Wrangling the last bits of sequence from the human genome could provide a few surprises—enough to drive research into some tricky territory beyond the original goals of the Human Genome Project. For people who work on duplicated and unstable regions of the genome, for instance, work has just begun.

“A few fools go into these regions, and we are among them,” says Evan Eichler, assistant professor of genetics at Case Western Reserve University. Eichler's group painstakingly catalogs duplicated sequences in the genome and places them in the correct positions. Because duplicated regions are particularly susceptible to breaks and rearrangements during recombination, they underlie many human genetic diseases and may even drive evolution, Eichler says. They are also the source of many of the missed and misplaced genes in both the Celera and publicly-funded sequences.

The Human Genome Project aimed to sequence at least 95% of each chromosome—excluding centromeric heterochromatin—with all gaps sized, oriented and annotated. The sequenced regions were to be 99.99% accurate at the nucleotide level. On 14 April, leaders of the project are expected to announce that they have achieved that aim.

The stated goals have most likely been met, says Huntington Willard, past president of the American Society of Human Genetics. But “it would be a shame if they were to say they are done, full stop,” he says.
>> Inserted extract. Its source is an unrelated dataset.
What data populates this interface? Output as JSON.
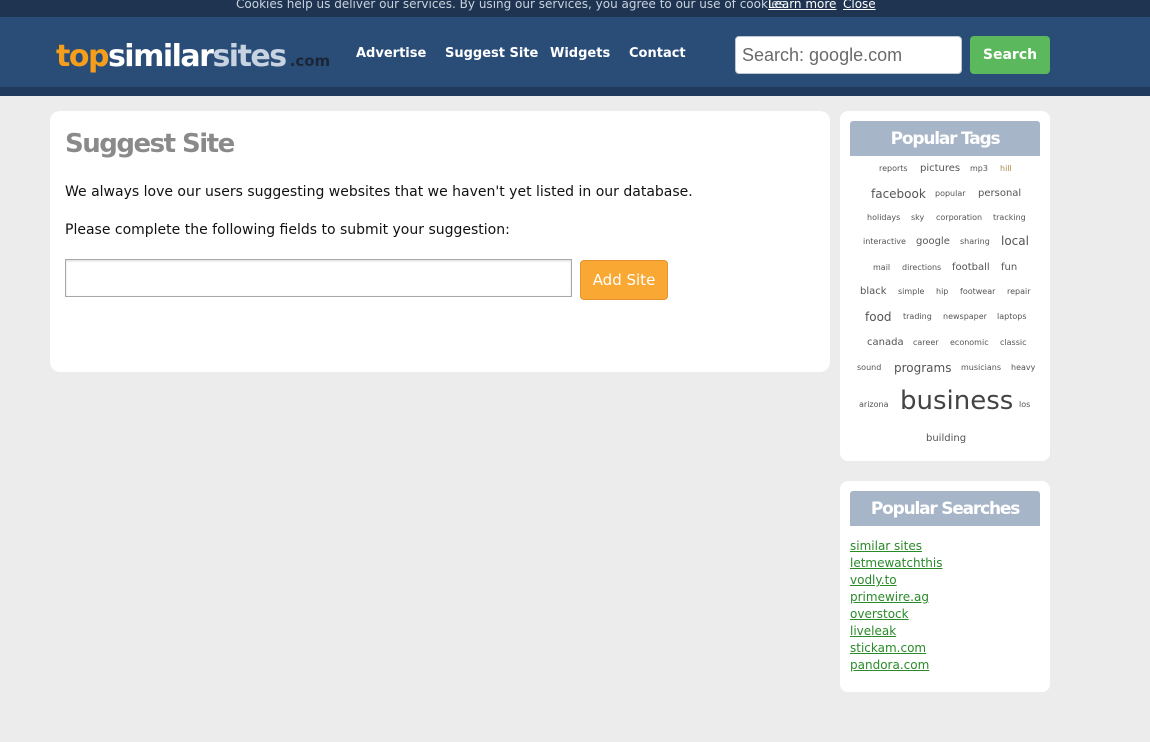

Willard, who plans to sequence heterochromatic regions, says it is critical that researchers continue trying to accurately place duplicated regions on the genome.

“This is heavy lifting but the payout will be fascinating and likely important,” says Willard. “It's worth it from any number of perspectives—philosophically, evolutionarily and medically.”
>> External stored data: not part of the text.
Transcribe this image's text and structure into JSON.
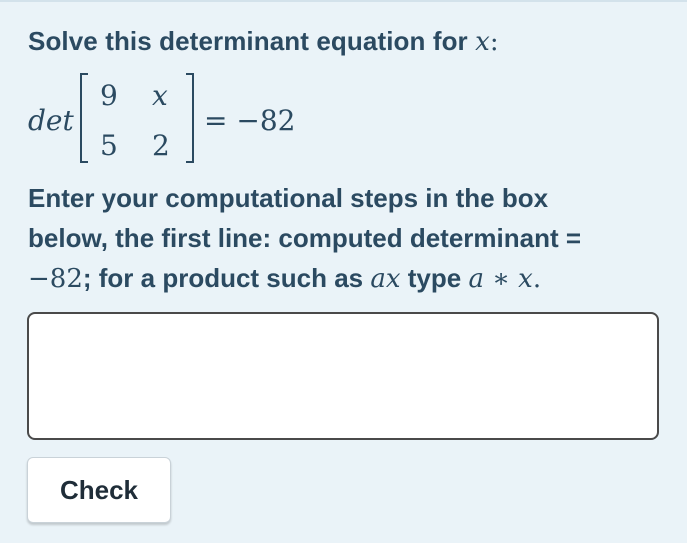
{
  "question": {
    "prompt_text": "Solve this determinant equation for ",
    "prompt_variable": "x",
    "prompt_suffix": ":"
  },
  "equation": {
    "det_label": "det",
    "matrix": [
      [
        "9",
        "x"
      ],
      [
        "5",
        "2"
      ]
    ],
    "rhs": "= −82"
  },
  "instructions": {
    "line1": "Enter your computational steps in the box",
    "line2": "below, the first line: computed determinant =",
    "line3_value": "−82",
    "line3_text": "; for a product such as ",
    "line3_example": "ax",
    "line3_type": " type ",
    "line3_syntax": "a ∗ x",
    "line3_end": "."
  },
  "answer_box": {
    "value": "",
    "placeholder": ""
  },
  "check_button": {
    "label": "Check"
  }
}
Duplicated regions, which can exceed 400 kb, account for half of the known gaps in the sequence, says Eichler, and either get pinned to the wrong place or dropped off the map entirely. That's particularly problematic when a duplicated region is larger than a bacterial artificial chromosome, the sequencing unit for genome projects.
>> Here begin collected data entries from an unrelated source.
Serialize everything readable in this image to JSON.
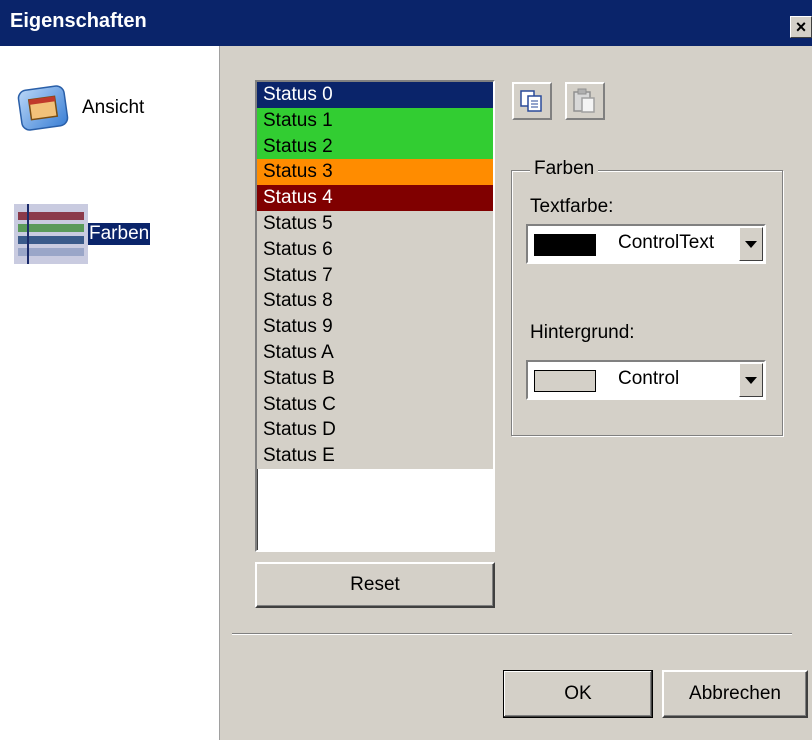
{
  "window": {
    "title": "Eigenschaften",
    "close_symbol": "×"
  },
  "nav": {
    "items": [
      {
        "label": "Ansicht",
        "icon": "window-icon",
        "selected": false
      },
      {
        "label": "Farben",
        "icon": "color-bars-icon",
        "selected": true
      }
    ]
  },
  "status_list": {
    "items": [
      {
        "label": "Status 0",
        "bg": "#0a246a",
        "fg": "#ffffff"
      },
      {
        "label": "Status 1",
        "bg": "#32cd32",
        "fg": "#000000"
      },
      {
        "label": "Status 2",
        "bg": "#32cd32",
        "fg": "#000000"
      },
      {
        "label": "Status 3",
        "bg": "#ff8c00",
        "fg": "#000000"
      },
      {
        "label": "Status 4",
        "bg": "#800000",
        "fg": "#ffffff"
      },
      {
        "label": "Status 5",
        "bg": "#d4d0c8",
        "fg": "#000000"
      },
      {
        "label": "Status 6",
        "bg": "#d4d0c8",
        "fg": "#000000"
      },
      {
        "label": "Status 7",
        "bg": "#d4d0c8",
        "fg": "#000000"
      },
      {
        "label": "Status 8",
        "bg": "#d4d0c8",
        "fg": "#000000"
      },
      {
        "label": "Status 9",
        "bg": "#d4d0c8",
        "fg": "#000000"
      },
      {
        "label": "Status A",
        "bg": "#d4d0c8",
        "fg": "#000000"
      },
      {
        "label": "Status B",
        "bg": "#d4d0c8",
        "fg": "#000000"
      },
      {
        "label": "Status C",
        "bg": "#d4d0c8",
        "fg": "#000000"
      },
      {
        "label": "Status D",
        "bg": "#d4d0c8",
        "fg": "#000000"
      },
      {
        "label": "Status E",
        "bg": "#d4d0c8",
        "fg": "#000000"
      }
    ]
  },
  "toolbar": {
    "copy_icon": "copy-icon",
    "paste_icon": "paste-icon"
  },
  "reset_label": "Reset",
  "colors_group": {
    "legend": "Farben",
    "text_color_label": "Textfarbe:",
    "text_color_value": "ControlText",
    "text_color_swatch": "#000000",
    "background_label": "Hintergrund:",
    "background_value": "Control",
    "background_swatch": "#d4d0c8"
  },
  "buttons": {
    "ok": "OK",
    "cancel": "Abbrechen"
  }
}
It is difficult to determine precisely how many duplicated regions are missing, says Julie Korenberg, professor of genetics at the University of California in Los Angeles. At the American Society for Human Genetics annual meeting last fall, Korenberg estimated that 47% of 580 bacterial artificial chromosomes with known duplications contained sequences that were either missing or misassembled in the publicly funded genome sequence. That number has dropped to below 20% so the data are improving, she now says. Similar problems afflict the Celera sequence, she adds.

Duplicated regions are enriched for genes with roles in immunity and development. They may also underlie some of the variability in the human population's susceptibility to disease. “If you are the sort who says you look for treasure under the light,” says Willard, “then this is where you should be shining the light.”